Nous publions nos études ( « Projected Costs of Generating Electricity ») tous les cinq ans, avec l'Agence internationale de l'énergie (AIE) : je le précise car, souvent, l'Agence pour l'énergie nucléaire est soupçonnée de trafiquer un peu les chiffres. Ce sont donc là des chiffres communs, et qui – pour les EnR – sont fournis par la Division des renouvelables de l'AIE. La dernière étude, une référence mondiale, date de 2015 : pour les LCOE, le charbon, le gaz et le nucléaire étaient toujours moins chers que les renouvelables. Depuis quatre ans, les coûts des renouvelables ont fortement diminué et ces chiffres ne seraient plus les mêmes. Mais ils sont néanmoins sous-jacents à notre étude. Il est indispensable de toujours associer les LCOE et les coûts de système. Ce sont deux composantes importantes de notre étude.

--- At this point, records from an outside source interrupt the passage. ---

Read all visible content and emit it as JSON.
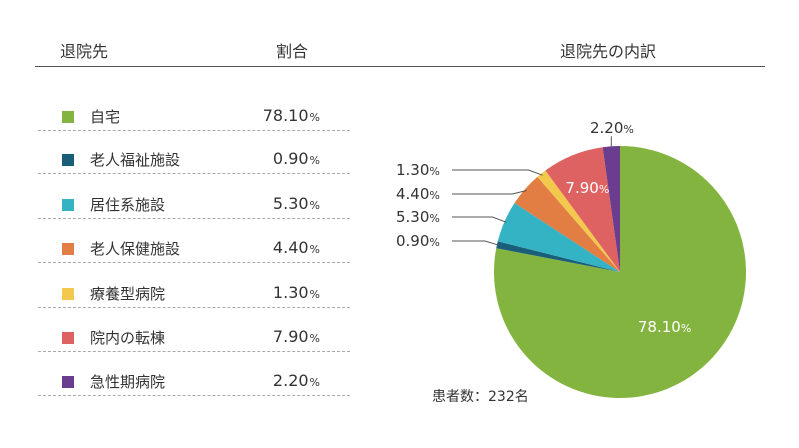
{
  "header": {
    "destination": "退院先",
    "ratio": "割合",
    "breakdown": "退院先の内訳"
  },
  "patients": "患者数：232名",
  "pct_unit": "%",
  "chart_data": {
    "type": "pie",
    "title": "退院先の内訳",
    "categories": [
      "自宅",
      "老人福祉施設",
      "居住系施設",
      "老人保健施設",
      "療養型病院",
      "院内の転棟",
      "急性期病院"
    ],
    "values": [
      78.1,
      0.9,
      5.3,
      4.4,
      1.3,
      7.9,
      2.2
    ],
    "value_labels": [
      "78.10",
      "0.90",
      "5.30",
      "4.40",
      "1.30",
      "7.90",
      "2.20"
    ],
    "colors": [
      "#84b440",
      "#1a5f7a",
      "#33b3c3",
      "#e27d43",
      "#f2c94c",
      "#df6263",
      "#6a3d8e"
    ]
  }
}
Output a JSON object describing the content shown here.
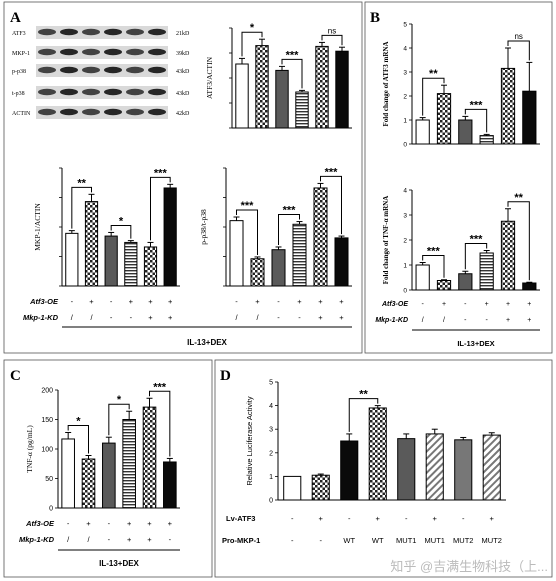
{
  "panels": {
    "A": "A",
    "B": "B",
    "C": "C",
    "D": "D"
  },
  "blot": {
    "rows": [
      {
        "label": "ATF3",
        "size": "21kD"
      },
      {
        "label": "MKP-1",
        "size": "39kD"
      },
      {
        "label": "p-p38",
        "size": "43kD"
      },
      {
        "label": "t-p38",
        "size": "43kD"
      },
      {
        "label": "ACTIN",
        "size": "42kD"
      }
    ]
  },
  "conditions": {
    "atf3_label": "Atf3-OE",
    "mkp1_label": "Mkp-1-KD",
    "atf3_marks": [
      "-",
      "+",
      "-",
      "+",
      "+",
      "+"
    ],
    "mkp1_marks": [
      "/",
      "/",
      "-",
      "-",
      "+",
      "+"
    ],
    "mkp1_marks_C": [
      "/",
      "/",
      "-",
      "+",
      "+",
      "-"
    ],
    "treatment": "IL-13+DEX"
  },
  "chart_data": [
    {
      "id": "A-atf3",
      "type": "bar",
      "ylabel": "ATF3/ACTIN",
      "ylim": [
        0,
        1.25
      ],
      "values": [
        0.8,
        1.03,
        0.72,
        0.45,
        1.02,
        0.96
      ],
      "errors": [
        0.07,
        0.08,
        0.05,
        0.02,
        0.05,
        0.05
      ],
      "significance": [
        {
          "from": 0,
          "to": 1,
          "label": "*"
        },
        {
          "from": 2,
          "to": 3,
          "label": "***"
        },
        {
          "from": 4,
          "to": 5,
          "label": "ns"
        }
      ]
    },
    {
      "id": "A-mkp1",
      "type": "bar",
      "ylabel": "MKP-1/ACTIN",
      "ylim": [
        0,
        1.3
      ],
      "values": [
        0.58,
        0.93,
        0.55,
        0.48,
        0.43,
        1.08
      ],
      "errors": [
        0.03,
        0.08,
        0.04,
        0.02,
        0.05,
        0.04
      ],
      "significance": [
        {
          "from": 0,
          "to": 1,
          "label": "**"
        },
        {
          "from": 2,
          "to": 3,
          "label": "*"
        },
        {
          "from": 4,
          "to": 5,
          "label": "***"
        }
      ]
    },
    {
      "id": "A-pp38",
      "type": "bar",
      "ylabel": "p-p38/t-p38",
      "ylim": [
        0,
        1.3
      ],
      "values": [
        0.72,
        0.3,
        0.4,
        0.68,
        1.08,
        0.53
      ],
      "errors": [
        0.04,
        0.02,
        0.03,
        0.03,
        0.05,
        0.02
      ],
      "significance": [
        {
          "from": 0,
          "to": 1,
          "label": "***"
        },
        {
          "from": 2,
          "to": 3,
          "label": "***"
        },
        {
          "from": 4,
          "to": 5,
          "label": "***"
        }
      ]
    },
    {
      "id": "B-atf3",
      "type": "bar",
      "ylabel": "Fold change of ATF3 mRNA",
      "ylim": [
        0,
        5
      ],
      "yticks": [
        0,
        1,
        2,
        3,
        4,
        5
      ],
      "values": [
        1.0,
        2.1,
        1.0,
        0.35,
        3.15,
        2.2
      ],
      "errors": [
        0.1,
        0.35,
        0.15,
        0.05,
        0.85,
        1.2
      ],
      "significance": [
        {
          "from": 0,
          "to": 1,
          "label": "**"
        },
        {
          "from": 2,
          "to": 3,
          "label": "***"
        },
        {
          "from": 4,
          "to": 5,
          "label": "ns"
        }
      ]
    },
    {
      "id": "B-tnf",
      "type": "bar",
      "ylabel": "Fold change of TNF-α mRNA",
      "ylim": [
        0,
        4
      ],
      "yticks": [
        0,
        1,
        2,
        3,
        4
      ],
      "values": [
        1.0,
        0.38,
        0.65,
        1.48,
        2.75,
        0.28
      ],
      "errors": [
        0.1,
        0.03,
        0.1,
        0.1,
        0.5,
        0.03
      ],
      "significance": [
        {
          "from": 0,
          "to": 1,
          "label": "***"
        },
        {
          "from": 2,
          "to": 3,
          "label": "***"
        },
        {
          "from": 4,
          "to": 5,
          "label": "**"
        }
      ]
    },
    {
      "id": "C-tnf",
      "type": "bar",
      "ylabel": "TNF-α (pg/mL)",
      "ylim": [
        0,
        200
      ],
      "yticks": [
        0,
        50,
        100,
        150,
        200
      ],
      "values": [
        117,
        83,
        110,
        150,
        171,
        78
      ],
      "errors": [
        11,
        6,
        10,
        14,
        15,
        6
      ],
      "significance": [
        {
          "from": 0,
          "to": 1,
          "label": "*"
        },
        {
          "from": 2,
          "to": 3,
          "label": "*"
        },
        {
          "from": 4,
          "to": 5,
          "label": "***"
        }
      ]
    },
    {
      "id": "D-luc",
      "type": "bar",
      "ylabel": "Relative Luciferase Activity",
      "ylim": [
        0,
        5
      ],
      "yticks": [
        0,
        1,
        2,
        3,
        4,
        5
      ],
      "values": [
        1.0,
        1.05,
        2.5,
        3.9,
        2.6,
        2.8,
        2.55,
        2.75
      ],
      "errors": [
        0.0,
        0.05,
        0.3,
        0.1,
        0.2,
        0.2,
        0.1,
        0.1
      ],
      "significance": [
        {
          "from": 2,
          "to": 3,
          "label": "**"
        }
      ],
      "lv_atf3_label": "Lv-ATF3",
      "lv_atf3_marks": [
        "-",
        "+",
        "-",
        "+",
        "-",
        "+",
        "-",
        "+"
      ],
      "pro_label": "Pro-MKP-1",
      "pro_marks": [
        "-",
        "-",
        "WT",
        "WT",
        "MUT1",
        "MUT1",
        "MUT2",
        "MUT2"
      ]
    }
  ],
  "watermark": "知乎 @吉满生物科技（上..."
}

Celle-ci se place dans le cadre de l'Accord de Paris. C'est-à-dire qu'il s'agit de parvenir à un système énergétique qui limite l'augmentation de la température moyenne mondiale à 2 °C. Cela correspond à 450 PPM (partie par million) de CO2 ou équivalent dans l'atmosphère. Et cela signifie qu'on doit réduire les émissions annuelles de CO2 de 43 % au niveau mondial ou de 60 % au niveau de l'OCDE, et, pour le secteur électrique de l'OCDE, les réduire de 85 %. Nous avons comparé différents systèmes émettant tous 50 grammes de CO2 par kW/h, donc correspondant aux ambitions de l'Accord de Paris. Ces systèmes comportent différentes parts de nucléaire et d'EnR : soit entièrement nucléaire ; soit nucléaire avec un peu de renouvelable ; soit beaucoup de renouvelable et un peu de nucléaire ; et même uniquement du renouvelable.

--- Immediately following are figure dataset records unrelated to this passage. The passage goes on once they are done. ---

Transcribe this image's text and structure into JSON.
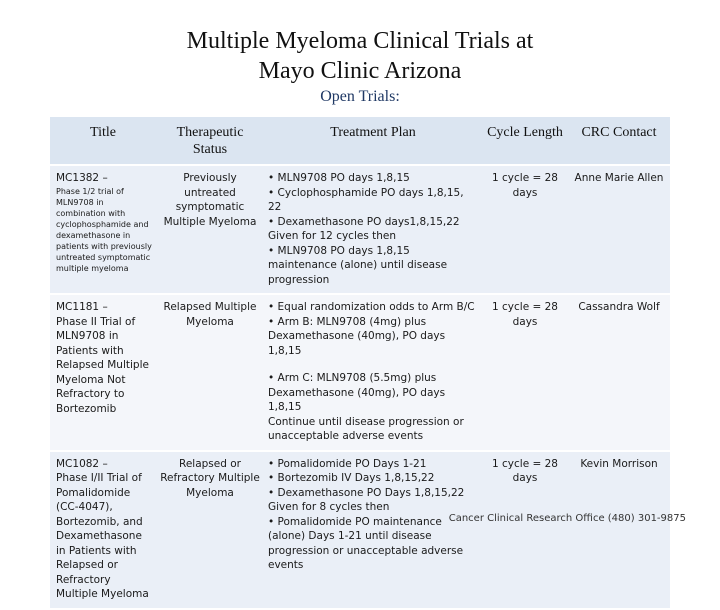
{
  "title_line1": "Multiple Myeloma Clinical Trials at",
  "title_line2": "Mayo Clinic Arizona",
  "subtitle": "Open Trials:",
  "headers": {
    "title": "Title",
    "status": "Therapeutic Status",
    "plan": "Treatment Plan",
    "cycle": "Cycle Length",
    "contact": "CRC Contact"
  },
  "trials": [
    {
      "id": "MC1382 –",
      "description": "Phase 1/2 trial of MLN9708 in combination with cyclophosphamide and dexamethasone in patients with previously untreated symptomatic multiple myeloma",
      "status": "Previously untreated symptomatic Multiple Myeloma",
      "plan": [
        "• MLN9708 PO days 1,8,15",
        "• Cyclophosphamide PO days 1,8,15, 22",
        "• Dexamethasone PO days1,8,15,22",
        "Given for 12 cycles then",
        "• MLN9708 PO days 1,8,15 maintenance (alone) until disease progression"
      ],
      "cycle": "1 cycle = 28 days",
      "contact": "Anne Marie Allen"
    },
    {
      "id": "MC1181 –",
      "description": "Phase II Trial of MLN9708 in Patients with Relapsed Multiple Myeloma Not Refractory to Bortezomib",
      "status": "Relapsed Multiple Myeloma",
      "plan_a": [
        "• Equal randomization odds to Arm B/C",
        "• Arm B: MLN9708 (4mg) plus Dexamethasone (40mg), PO days 1,8,15"
      ],
      "plan_b": [
        "• Arm C: MLN9708 (5.5mg) plus Dexamethasone (40mg), PO days 1,8,15",
        "Continue until disease progression or unacceptable adverse events"
      ],
      "cycle": "1 cycle = 28 days",
      "contact": "Cassandra Wolf"
    },
    {
      "id": "MC1082 –",
      "description": "Phase I/II Trial of Pomalidomide (CC-4047), Bortezomib, and Dexamethasone in Patients with Relapsed or Refractory Multiple Myeloma",
      "status": "Relapsed or Refractory Multiple Myeloma",
      "plan": [
        "• Pomalidomide PO Days 1-21",
        "• Bortezomib IV Days 1,8,15,22",
        "• Dexamethasone PO Days 1,8,15,22",
        "Given for 8 cycles then",
        "• Pomalidomide PO maintenance (alone) Days 1-21 until disease progression or unacceptable adverse events"
      ],
      "cycle": "1 cycle = 28 days",
      "contact": "Kevin Morrison"
    }
  ],
  "footer": "Cancer Clinical Research Office (480) 301-9875"
}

Avant d'en venir aux résultats de ces différents scénarios, je rappelle que la France a le système électrique le plus sobre en carbone de tous les pays de l'OCDE, avec 60 à 70 gr de CO2 par kW/h : la différence avec les 50 gr souhaités n'est pas très grande. Je précise également, en réponse à ceux qui prétendent qu'il n'y a pas encore aujourd'hui de méthodologie bien arrêtée pour mesurer les coûts de système, qu'elle est cependant en train d'émerger. De plus en plus d'experts sont désormais d'accord sur ce qu'il est nécessaire de faire figurer dans les coûts du système électrique.

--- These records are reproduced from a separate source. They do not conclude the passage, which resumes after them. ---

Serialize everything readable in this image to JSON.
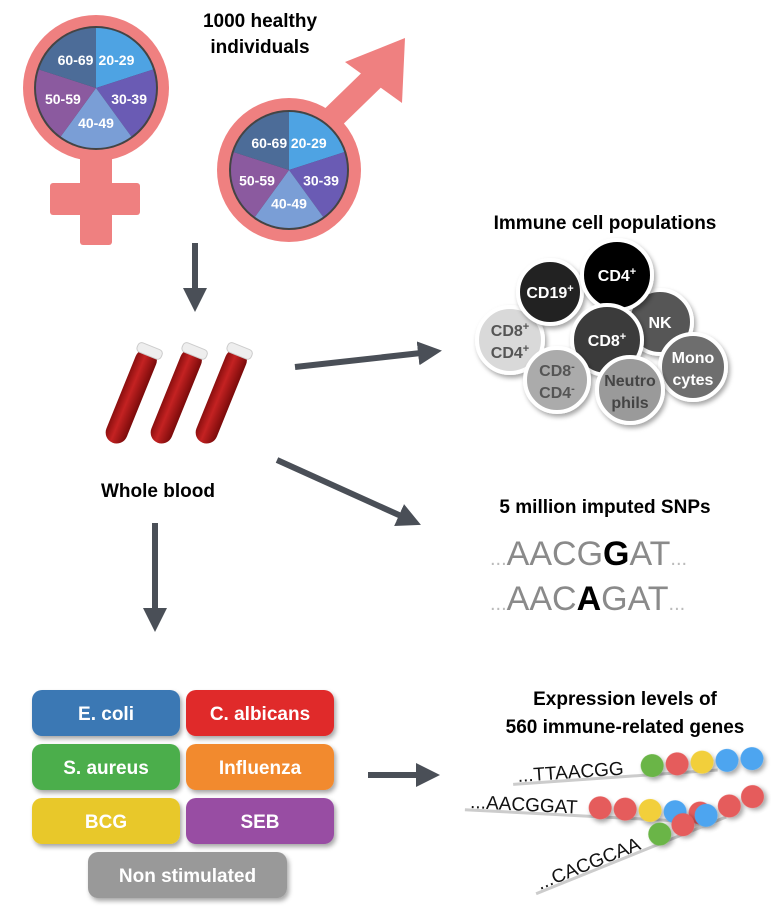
{
  "cohort": {
    "title_line1": "1000 healthy",
    "title_line2": "individuals",
    "age_groups": [
      "20-29",
      "30-39",
      "40-49",
      "50-59",
      "60-69"
    ],
    "age_colors": [
      "#4ea3e3",
      "#6a5bb4",
      "#7a9ed6",
      "#8b5a9f",
      "#4c6c98"
    ],
    "symbol_color": "#ef8080"
  },
  "blood": {
    "label": "Whole blood"
  },
  "immune": {
    "title": "Immune cell populations",
    "cells": [
      {
        "line1": "CD8",
        "sup1": "+",
        "line2": "CD4",
        "sup2": "+",
        "fill": "#d9d9d9",
        "text": "#555555"
      },
      {
        "line1": "CD19",
        "sup1": "+",
        "fill": "#232323",
        "text": "#ffffff"
      },
      {
        "line1": "NK",
        "fill": "#575757",
        "text": "#ffffff"
      },
      {
        "line1": "CD4",
        "sup1": "+",
        "fill": "#000000",
        "text": "#ffffff"
      },
      {
        "line1": "CD8",
        "sup1": "+",
        "fill": "#3b3b3b",
        "text": "#ffffff"
      },
      {
        "line1": "Mono",
        "line2": "cytes",
        "fill": "#6e6e6e",
        "text": "#ffffff"
      },
      {
        "line1": "CD8",
        "sup1": "-",
        "line2": "CD4",
        "sup2": "-",
        "fill": "#ababab",
        "text": "#555555"
      },
      {
        "line1": "Neutro",
        "line2": "phils",
        "fill": "#9a9a9a",
        "text": "#444444"
      }
    ]
  },
  "snps": {
    "title": "5 million imputed SNPs",
    "row1": {
      "pre": "AACG",
      "snp": "G",
      "post": "AT"
    },
    "row2": {
      "pre": "AAC",
      "snp": "A",
      "post": "GAT"
    },
    "ellipsis": "..."
  },
  "stimuli": {
    "buttons": [
      {
        "label": "E. coli",
        "color": "#3a78b4"
      },
      {
        "label": "C. albicans",
        "color": "#e02a2a"
      },
      {
        "label": "S. aureus",
        "color": "#4cae4c"
      },
      {
        "label": "Influenza",
        "color": "#f28a2e"
      },
      {
        "label": "BCG",
        "color": "#e8c82c"
      },
      {
        "label": "SEB",
        "color": "#984ea3"
      },
      {
        "label": "Non stimulated",
        "color": "#999999"
      }
    ]
  },
  "expression": {
    "title_line1": "Expression levels of",
    "title_line2": "560 immune-related genes",
    "rows": [
      {
        "seq": "...TTAACGG",
        "beads": [
          "green",
          "red",
          "yellow",
          "blue",
          "blue"
        ]
      },
      {
        "seq": "...AACGGAT",
        "beads": [
          "red",
          "red",
          "yellow",
          "blue",
          "red"
        ]
      },
      {
        "seq": "...CACGCAA",
        "beads": [
          "green",
          "red",
          "blue",
          "red",
          "red"
        ]
      }
    ],
    "bead_colors": {
      "green": "#6ab547",
      "red": "#e55b5b",
      "yellow": "#f2cf3b",
      "blue": "#4ea5f0"
    }
  },
  "arrow_color": "#4a4f57"
}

D'abord, évidemment le surcoût pour l'extension et le renforcement du réseau. On le sait, les renouvelables sont davantage distribués, ils sont parfois loin des centres de consommation : on a besoin de réseaux plus forts, plus finement maillés. Deuxième point : les coûts de raccordement. Pour l'offshore, par exemple, cela peut représenter des coûts importants. Troisième point : le coût de balancing ou d'équilibrage. La production d'énergie renouvelable n'est pas prévisible avec certitude : un nuage peut passer devant le soleil. On a donc besoin de capacités de production programmable qui tournent à la moitié de leurs capacités, afin d'être capables de monter très rapidement leur charge pour palier un manque de production subit en EnR. Mais les coûts de système les plus importants, et de loin, des renouvelables variables sont les coûts des profils ou de back-up : ceux dont nous avons besoin pour des capacités programmables qui sont indispensables en complément des EnR. L'exemple le plus banal, c'est celui du photovoltaïque : la nuit, le soleil ne produit rien, et il est indispensable d'avoir, en complément, des capacités d'énergie programmables. Le problème est que ces capacités programmables tourneront à des taux de charge moins élevés qu'en l'absence des EnR. Cette réduction du taux de charge des énergies programmables se traduit par une augmentation du coût moyen et du coût total des systèmes. Ce n'est pas un raisonnement de défenseur de l'ancien, du nucléaire, des énergies programmables : c'est un effet aujourd'hui reconnu même par les défenseurs des énergies renouvelables variables. Cela se traduit, certes, dans le contexte du marché de l'électricité, par une baisse du prix de revient des renouvelables. Prenons le solaire : en France, cette technique produit en moyenne de l'électricité entre 10 heures du matin et 14 heures. Toute la production d'origine solaire est concentrée dans ces heures-là, au cours desquelles vous avez effectivement une baisse des prix de revient de l'électricité. C'est la même chose pour le vent. Mais le revers de la médaille, c'est que cette baisse entraîne une augmentation des coûts de système, car pendant les autres heures, on a impérativement besoin de capacités supplémentaires.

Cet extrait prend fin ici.